先生、マルチレベル法ってマルチグリッドと同じものですか?

定義

🧑‍🎓

定義を教えてください。

🎓

マルチレベル法はマルチグリッド法を含む広い概念で、複数の解像度レベルを使って計算を効率化する手法の総称だ。マルチグリッドは行列方程式の求解に特化してるけど、マルチレベルの考え方は前処理、メッシュ分割、最適化にも応用されるんだよ。

🧑‍🎓

メッシュ分割でのマルチレベルって?

🎓

METISの内部でマルチレベル法が使われてる。グラフを段階的に縮約(coarsen)して小さくしてから分割し、段階的に細かく戻しながら分割を改善する。

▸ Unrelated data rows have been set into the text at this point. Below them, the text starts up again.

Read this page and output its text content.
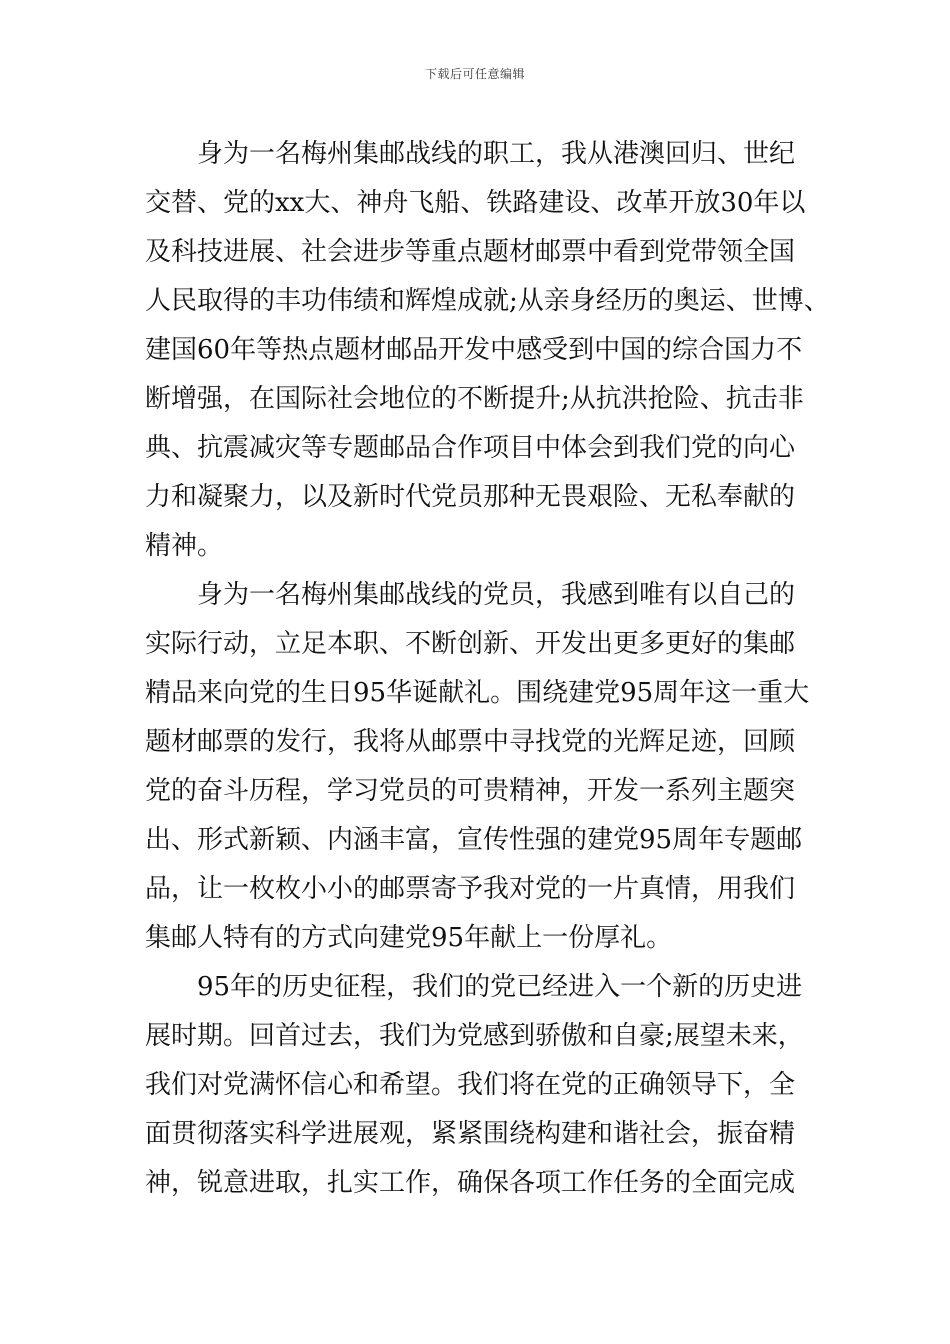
下载后可任意编辑
身为一名梅州集邮战线的职工，我从港澳回归、世纪
交替、党的xx大、神舟飞船、铁路建设、改革开放30年以
及科技进展、社会进步等重点题材邮票中看到党带领全国
人民取得的丰功伟绩和辉煌成就;从亲身经历的奥运、世博、
建国60年等热点题材邮品开发中感受到中国的综合国力不
断增强，在国际社会地位的不断提升;从抗洪抢险、抗击非
典、抗震减灾等专题邮品合作项目中体会到我们党的向心
力和凝聚力，以及新时代党员那种无畏艰险、无私奉献的
精神。
身为一名梅州集邮战线的党员，我感到唯有以自己的
实际行动，立足本职、不断创新、开发出更多更好的集邮
精品来向党的生日95华诞献礼。围绕建党95周年这一重大
题材邮票的发行，我将从邮票中寻找党的光辉足迹，回顾
党的奋斗历程，学习党员的可贵精神，开发一系列主题突
出、形式新颖、内涵丰富，宣传性强的建党95周年专题邮
品，让一枚枚小小的邮票寄予我对党的一片真情，用我们
集邮人特有的方式向建党95年献上一份厚礼。
95年的历史征程，我们的党已经进入一个新的历史进
展时期。回首过去，我们为党感到骄傲和自豪;展望未来，
我们对党满怀信心和希望。我们将在党的正确领导下，全
面贯彻落实科学进展观，紧紧围绕构建和谐社会，振奋精
神，锐意进取，扎实工作，确保各项工作任务的全面完成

大規模グラフでも高品質な分割が高速に得られるんだ。

CAEにおける位置づけ

🧑‍🎓

最適化でのマルチレベルってどういうことですか?

🎓

粗いメッシュで最適化を回して良い初期解を見つけ、その結果を細かいメッシュに転写して追加最適化する。計算コストが高い問題で初期探索を粗いモデルで行い、仕上げを精密モデルでやる——効率と精度を両立できるアプローチだよ。

🧑‍🎓

実務で意識して使うことはありますか?

🎓

ソルバーやツールの内部で自動的に使われてることが多いけど、概念を知っておくと性能チューニングの際に役立つ。例えばFluentのAMGサイクル設定(V-cycle, W-cycle)はマルチレベルのパラメータだよ。

関連用語

🧑‍🎓

関連する用語を教えてください。

🧑‍🎓

マルチレベルの考え方は幅広い分野に応用されてるんですね。

🎓

「粗くて速い→細かくて精密」という段階的アプローチは、CAEに限らず工学全般で使える発想だよ。